Section 11 is composed exclusively of provisos which were manifestly intended to limit preceding portions of the charter. The first is complete within itself, and presents no ambiguity. The second is evidently intended to add something to that which has just preceded; for it begins, “provided, further,” thereby signifying a purpose to ingraft still another qualification, or limitation, on something which has previously been said.
We have not been referred to any other provision of the charter which conflicts with the construction which we have placed upon the language of section 11. The only reason for adopting a different construction, outside of the mechanical arrangement of those provisions of the act and the character of the language employed, is the magnitude of the power it would confer upon the city council, and the absurd and incongruous combinations such power would make possible.

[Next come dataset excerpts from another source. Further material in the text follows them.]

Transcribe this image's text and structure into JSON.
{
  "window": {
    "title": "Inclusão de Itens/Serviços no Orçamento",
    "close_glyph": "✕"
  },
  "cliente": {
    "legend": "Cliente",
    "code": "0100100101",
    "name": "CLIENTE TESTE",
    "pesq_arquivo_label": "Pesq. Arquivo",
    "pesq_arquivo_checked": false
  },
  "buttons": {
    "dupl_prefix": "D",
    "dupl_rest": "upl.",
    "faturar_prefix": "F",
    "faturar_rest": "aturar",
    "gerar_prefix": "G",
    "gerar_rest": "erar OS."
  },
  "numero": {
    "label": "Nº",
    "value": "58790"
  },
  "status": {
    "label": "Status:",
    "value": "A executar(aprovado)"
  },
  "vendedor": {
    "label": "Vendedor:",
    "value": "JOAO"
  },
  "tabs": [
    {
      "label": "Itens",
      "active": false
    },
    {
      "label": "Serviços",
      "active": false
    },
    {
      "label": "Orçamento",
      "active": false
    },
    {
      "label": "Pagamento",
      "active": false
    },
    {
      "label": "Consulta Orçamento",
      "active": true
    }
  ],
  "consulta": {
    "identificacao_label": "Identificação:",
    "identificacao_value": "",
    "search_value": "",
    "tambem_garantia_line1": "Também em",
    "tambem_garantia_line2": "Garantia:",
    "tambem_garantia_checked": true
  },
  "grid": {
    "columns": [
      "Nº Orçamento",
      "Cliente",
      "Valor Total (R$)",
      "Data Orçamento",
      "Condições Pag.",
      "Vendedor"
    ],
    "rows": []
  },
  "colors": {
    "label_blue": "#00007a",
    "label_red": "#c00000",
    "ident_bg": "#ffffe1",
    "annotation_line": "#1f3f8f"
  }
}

It is claimed that this construction would attribute to the Legislature an intent to empower the city council to abolish itself, or to blend the functions of offices which the established policy of this country has separated. The first objection is sufficiently answered by saying that the unreasonableness of such a course of conduct, as that of the city council abolishing its own existence, would alone exclude the idea that such authority was contemplated in the passage of the law. Still another answer, equally as satisfactory, if not more so, is that, according to the construction adopted, the offices of mayor and the members of the city council are not included within the group to which we think the proviso refers, and therefore are not among those which may be combined or abolished.
*1160 Our conclusion is that the court erred in awarding the writ of mandamus. Under the facts alleged in the petition of the appellees, construed in the light of the powers conferred by the charter upon the city council, there are no vacancies which it may now be compelled to order an election for the purpose of filling. The facts appear to be undisputed, and the сontrolling issue is settled by passing upon the sufficiency of the pleadings. There is nothing to indicate that these could be modified to show a different state of facts, if the parties were given an opportunity to amend.
The judgment of the district court will therefore be reversed, and judgment will here be rendered, sustaining the demurrer of the appellants to the original petition of the appellees, and dismissing the application for the writ of mandamus; and all costs, both of this court and the court below, will be awarded against the appellees.